My First PAID Photo Shoot!



Fast forward now to early 2006. I had been outgrowing my little point-and-shoot Canon for quite awhile now, but had been supplementing my photographic yearning with a hand-me-down Canon Rebel X film camera. It was by far the most "advanced" film camera in my analog photography class I was in at Northeastern University. That said, it lacked the romance of an analog film camera. While my love of photography was growing exponentially I was still a Music major and frequently hanging out with musicians in class, at gigs, and the like. Word of my photographic passion began to spread and it wasn't too far into Spring semester of my Junior year that I was approached by a friend of mine to take promo photos of his band. How exciting! Better yet, he was going to pay me for my time and effort! I spent the afternoon scoping out a location for our shoot. I finally stumbled upon The Mission Church on Tremont Street in the Mission Hill neighborhood of Boston. There was outdoor space around the exterior of the basilica that I thought was really unique, and the band agreed. Here are some film scans from the shoot: 

Start at the Beginning

As I settle in to this website redesign, I thought it would be an interesting yet enjoyable challenge to try and condense the last nine years of my photography as a Hollywood-style flashback. The general premise: I'll start with the oldest (digital) photos on my computer and post a blog entry reflecting on them, then I'll post newer photos and continue on until we're in the present. A daunting task to say the least. Nonetheless let's get started!

Piazza Santa Croce

Piazza Santa Croce



Canon Powershot S230 - my first digital camera!

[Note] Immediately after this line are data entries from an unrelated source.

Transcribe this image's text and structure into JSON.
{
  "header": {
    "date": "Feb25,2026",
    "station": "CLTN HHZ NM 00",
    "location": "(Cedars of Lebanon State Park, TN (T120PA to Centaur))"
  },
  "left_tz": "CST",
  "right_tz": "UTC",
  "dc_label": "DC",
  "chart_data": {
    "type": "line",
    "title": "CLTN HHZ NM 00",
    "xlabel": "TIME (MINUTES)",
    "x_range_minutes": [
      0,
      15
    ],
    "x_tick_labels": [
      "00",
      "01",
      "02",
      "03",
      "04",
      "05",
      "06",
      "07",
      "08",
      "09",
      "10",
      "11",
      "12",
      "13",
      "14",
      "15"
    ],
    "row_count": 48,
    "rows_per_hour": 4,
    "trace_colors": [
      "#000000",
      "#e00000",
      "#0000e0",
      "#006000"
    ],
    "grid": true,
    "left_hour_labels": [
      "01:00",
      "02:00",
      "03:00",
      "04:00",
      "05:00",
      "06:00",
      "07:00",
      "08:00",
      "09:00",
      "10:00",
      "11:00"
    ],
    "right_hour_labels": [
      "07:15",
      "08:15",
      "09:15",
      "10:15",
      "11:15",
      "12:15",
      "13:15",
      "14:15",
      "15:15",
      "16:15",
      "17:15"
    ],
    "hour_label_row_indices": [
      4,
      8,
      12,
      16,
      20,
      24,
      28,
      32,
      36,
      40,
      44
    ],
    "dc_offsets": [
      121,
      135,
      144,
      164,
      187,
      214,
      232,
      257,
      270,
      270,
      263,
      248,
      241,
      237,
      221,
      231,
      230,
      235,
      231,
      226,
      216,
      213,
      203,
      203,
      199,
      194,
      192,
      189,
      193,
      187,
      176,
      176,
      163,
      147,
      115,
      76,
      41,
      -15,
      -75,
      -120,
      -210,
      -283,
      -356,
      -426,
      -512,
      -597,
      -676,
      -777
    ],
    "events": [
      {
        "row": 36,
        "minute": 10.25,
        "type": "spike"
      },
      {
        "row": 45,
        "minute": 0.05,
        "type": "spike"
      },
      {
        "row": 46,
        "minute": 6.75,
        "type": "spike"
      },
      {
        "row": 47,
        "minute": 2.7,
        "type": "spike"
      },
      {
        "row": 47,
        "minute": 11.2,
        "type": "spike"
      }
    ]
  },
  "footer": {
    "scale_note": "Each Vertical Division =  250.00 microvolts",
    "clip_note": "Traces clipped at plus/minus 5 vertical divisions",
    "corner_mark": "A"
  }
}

Canon Powershot S230 - my first digital camera!

In the Summer of 2005 I spent a month living with one of my best friends, Justin, on a second floor apartment overlooking Piazza Santa Croce in Florence. The black and white photo above is of our apartment building. I packed an enormous piece of rolling luggage filled with lots of clothes....but the only camera I remember bringing was a little Canon point-and-shoot (my first digital camera). I had purchased a "massive" 512MB CF card to capture all the beauty that Italy had to offer. Here are the only photos that have stayed in my Lightroom library (for whatever reason) after all these years. If there's enough interest, I'll dig up the rest!